Secondly, we vary the number of EHWSN nodes in the network from 10 to 100 in the increment of 5. The extended framework generates simulation output files for each iteration. The output files also include the overall summary. Figure 9 shows the generated topology for 100 EHWSN nodes (2 to 101). Figure 10 shows energy consumption plots for coordinator and other nodes combined (sum of energy consumption for all EHWSN nodes). The chart also shows number of messages (packets) received and lost at coordinator for each iteration.
Table 6 presented the overall simulation summary for all iterations. Node displacement and energy level change during the simulation for 100 nodes are shown in Figure 11 and 12 respectively.
|Nodes||Coordinator Energy consumption
|Total EHWSN consumption
|Received Packets at Coordinator||Lost Packets at Coordinator|
Table 6: Simulation Statistics.
The development of a reliable and robust large-scale WSN system requires that the design concepts are checked and optimized before they are implemented and tested for a specific hardware platform. Simulation provides a cost effective and feasible method of examining the correctness and scalability of the system before deployment.
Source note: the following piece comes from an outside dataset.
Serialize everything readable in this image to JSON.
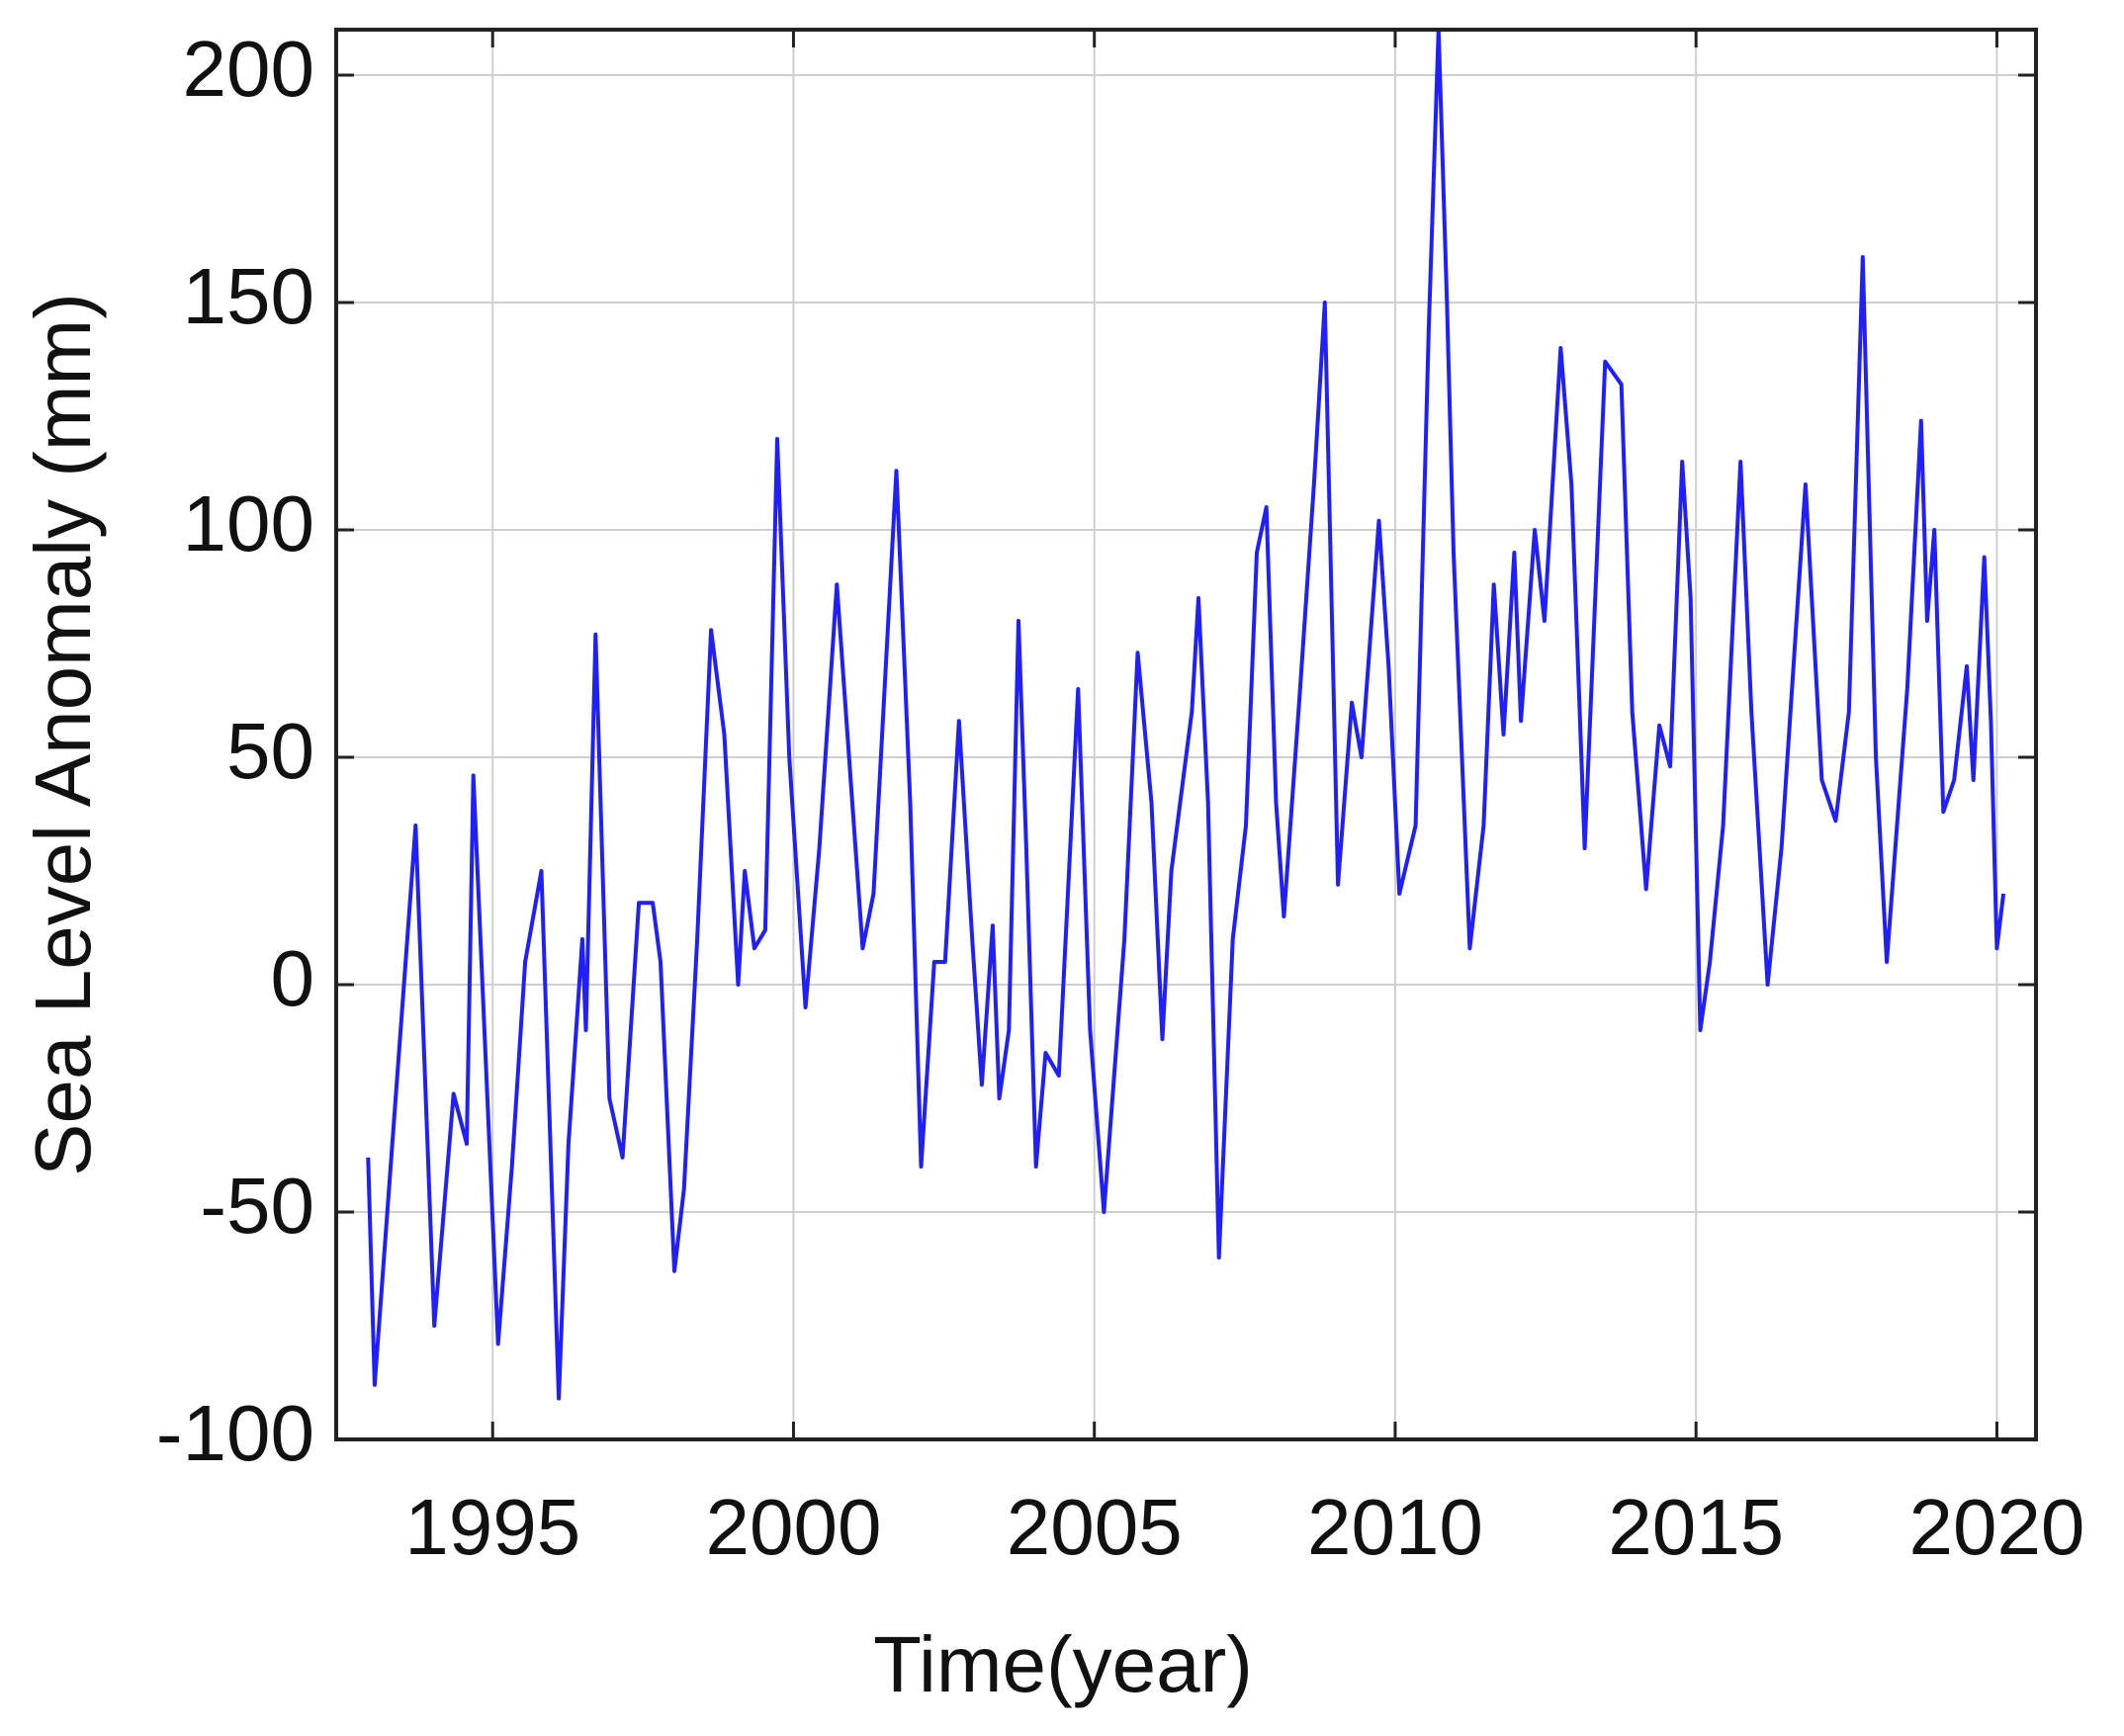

In this work, we utilized and extended the Python based Pymote framework to allow packet level simulation. We implemented modules for propagation, energy consumption and mobility models. We also added graphing and data collection modules to enhance the Pymote base functionality and modified existing modules for node, network, algorithm and logging to support the extended framework. Finally, we performed an example simulation for a scheme to efficiently utilize EHWSN in an IoT application. The simulation results presented include topology maps, plots for available energy, bar charts for node displacement and energy consumption and comparison of received and lost packets at the coordinator node.
I would like to acknowledge the support provided by College of Computer Science and Engineering (CCSE) and the Deanship of Scientific Research at King Fahd University of Petroleum and Minerals (KFUPM).